03

74 1 0
                                    

Mereka satu kampus!

Elsa tercengang, pantas saja dia tidak asing dengan wajah suami dadakannya itu.

Keberuntungan seoarang Elsa benar-benar hilang bahkan hampir tidak ada, ya mungkin saja tersedot oleh keberuntungan dalam memiliki suami Tampannya yang sekarang. Kalau boleh meminta, dia memilih menjadi seperti dulu aja gak papa.

Sumpah demi Alex kaga ngapa, pikiranya.

Sebagai seorang gadis dengan kehidupan biasa aja, kaga pakek jadi Tuan putri segala. Idih mimpi jadi putri kerajaan aja kaga pernah terlintas pada dirinya sejak kecil.

Tentu saja keinginan kembali itu tidak lepas dari perlakuan Daehan yang semakin menjadi. Mengetahui istrinya tidak suka dengan terkenal dan takut dengan fans fanatik dari seorang Daehan, si Pangeran kampus penuh tipu muslihat itu semakin menjadi.

"Kalau lo gak mau menjadi artis kampus mendadak, lo turutin apa kata gue!" tekan Daehan tersenyum iblis.

Walau dalam hatinya Daehan juga tidak mau bahkan tidak sudi mungkin menyebar luaskan hal itu, yang benar saja. Dirinya bahkan terang-terangan menolak! Bukan gimana-gimana, Daehan bahkan tidak kenal siapa istrinya ini.

"Serah lu dah, dari awal gue jugakan nurut sama lu."

"Bagus, mulai besok lo harus nurutin apa yang gue mau, apa yang gue butuhkan dan apa yang gue bilang, baik itu dirumah maupun di kampus!"

Elsa yang tadinya diem liatin TV langsung menatap Daehan meminta jawaban, lah bukannya lelaki itu enggak bakal nyebarin berita soal pernikahan mereka?

Kok dia harus layanin di kampus juga??

Kaga bener nih!

"Dih, lo bilang kaga bakal nyebarin berita pernikahan dadakan ini? Terus kenapa di kampus gue harus nurut juga?"

Daehan tersenyum miring membuat perasaan Elsa tidak karuan.

Bukan jatuh cinta, lebih tepatnya takut di siksa!

"Dengerin gue, kalau dihadapan MOM dan keluarga LO, kita drama jadi pasangan.
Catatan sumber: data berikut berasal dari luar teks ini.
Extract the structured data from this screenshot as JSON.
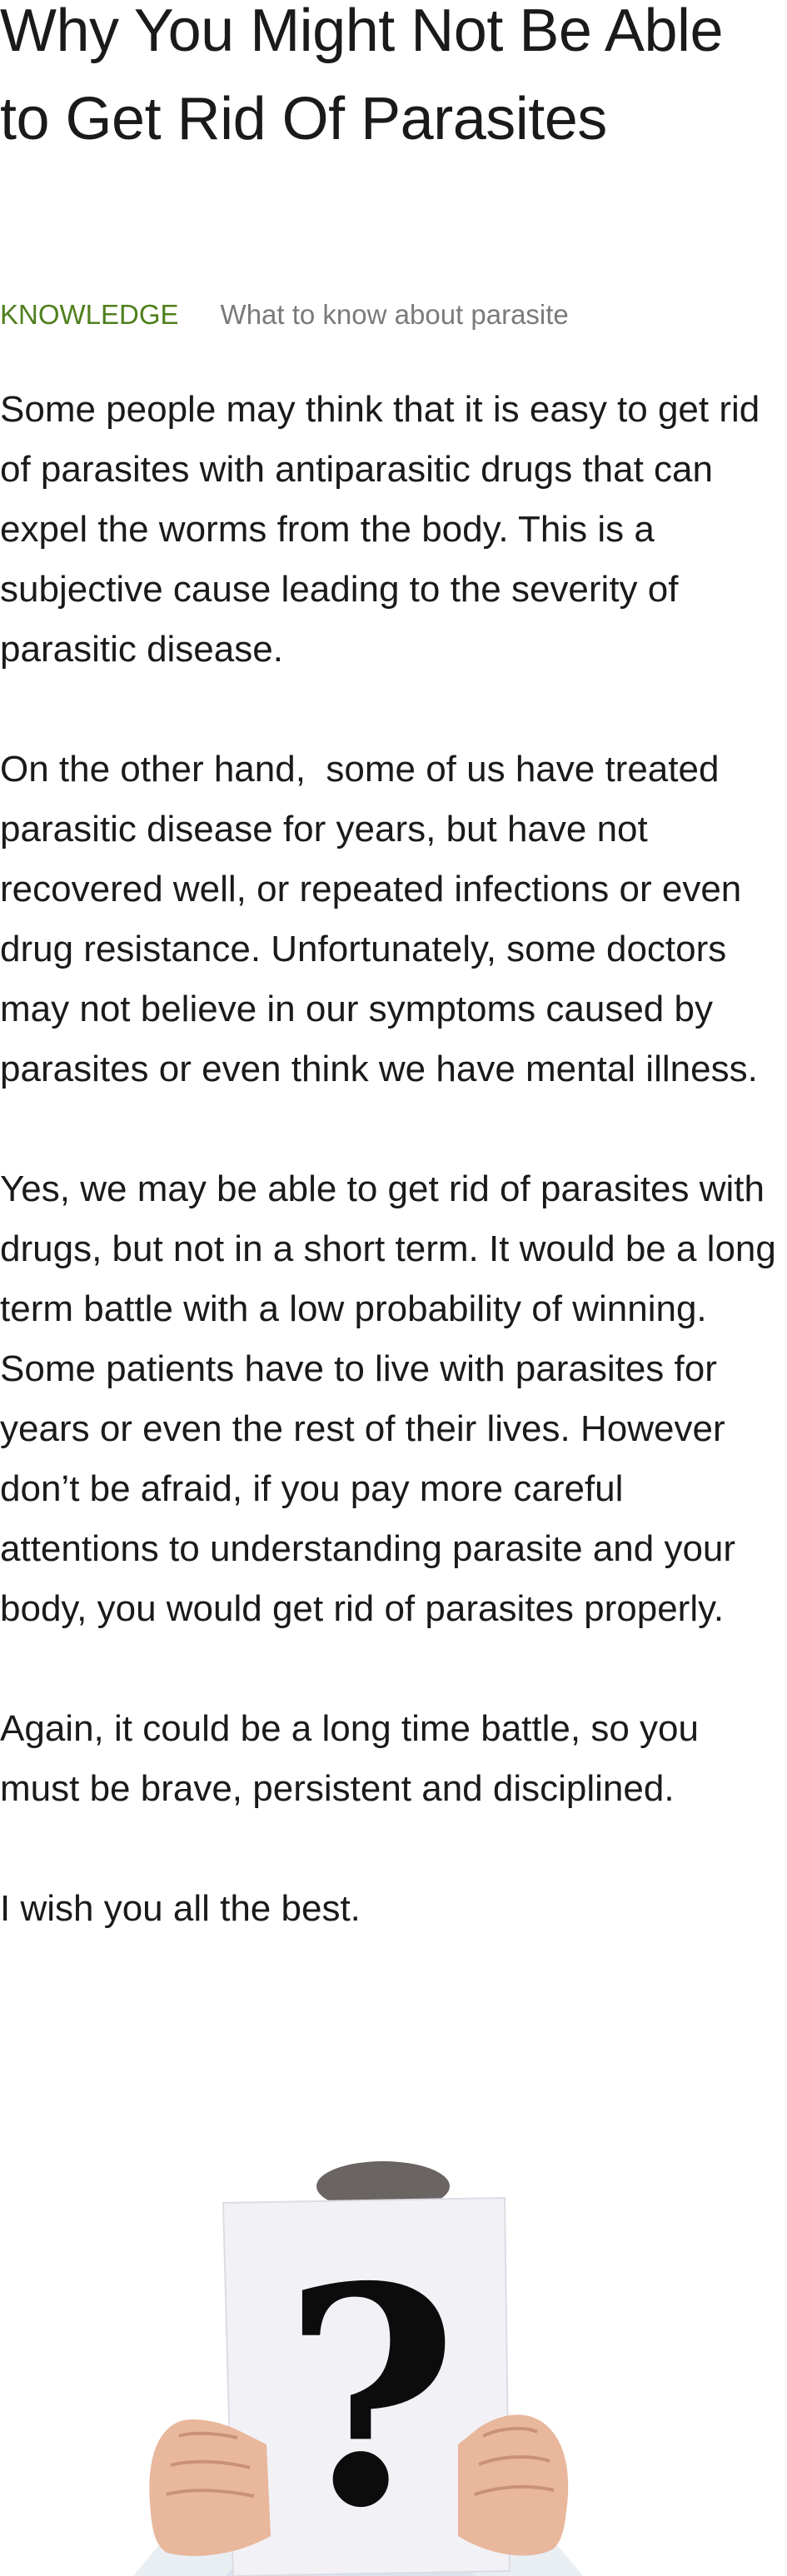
{
  "article": {
    "title": "Why You Might Not Be Able to Get Rid Of Parasites",
    "category": "KNOWLEDGE",
    "subtitle": "What to know about parasite",
    "paragraphs": [
      "Some people may think that it is easy to get rid of parasites with antiparasitic drugs that can expel the worms from the body. This is a subjective cause leading to the severity of parasitic disease.",
      "On the other hand,  some of us have treated parasitic disease for years, but have not recovered well, or repeated infections or even drug resistance. Unfortunately, some doctors may not believe in our symptoms caused by parasites or even think we have mental illness.",
      "Yes, we may be able to get rid of parasites with drugs, but not in a short term. It would be a long term battle with a low probability of winning. Some patients have to live with parasites for years or even the rest of their lives. However don’t be afraid, if you pay more careful attentions to understanding parasite and your body, you would get rid of parasites properly.",
      "Again, it could be a long time battle, so you must be brave, persistent and disciplined.",
      "I wish you all the best."
    ],
    "image": {
      "sign_text": "?"
    }
  },
  "colors": {
    "category": "#4f7f1c",
    "subtitle": "#7a7a7a",
    "text": "#1a1a1a"
  }
}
Tapiiii..." Daehan menunjuk Elsa.

Elsa melihat telunjuk Daehan membuat kedua matanya terlihat jereng (juling).

"...kalau di luar kampus lo jadi Asisten gue!" tegasnya.

"Heh? Gimana? Asisten?"

Daehan mulai menikmati kembali acara menontonya.

Merasa bosan Daehan mengganti acara saluran TV seraya menjawab, "Ya, singkatnya lo akan jadi orang yang gue suruh-suruh!"

"Hei, bilang aja gue babu lu. Sok keren banget!" Elsa mendengus kesal.

Daehan mengangkat bahunya acuh.

"Lo anjing gue, kata Babu terlalu tinggi buat lo."

Elsa menggeram menahan kesalnya, dia bahkan mencoba menghitung angka di kepalanya untuk mendinginkan amarahnya tentu saja. Daehan benar-benar cocok menjadi seseorang yang harusnya di benci, sepertinya Elsa salah jika awalnya mengira lelaki itu baik.

Memang pernah ketemu beberapa kali di kampus, tapi dia gak tau bahwa Daehan punya topeng menyeramkan seperti ini. Daehan yang dia dengar, itu punya senyum ramah dan juga sopan santun yang baik. Bukan menyeramkan dan suka memerintah seperti ini.

Sedangkan dari Daehan, lelaki itu sejak awal memang sengaja membuat Elsa menanamkan rasa kebencian padanya karena memang inilah sifat lain dirinya, sifat yang selalu dia tutupi dengan rapat. Ada sebuah alasan sifat itu harus tertutup.

Yang jelas kini dia punya hiburannya sendiri, siapalagi kalau bukan istrinya.

Atau bisa dibilang istri yang dia anggap seperti hewan peliharaan, kejam memang tapi setidaknya dia tidak memukul anak gadis orang. Daehan tau batasan, lagipula tidak ada untungnya jika marah lalu memukul bukan?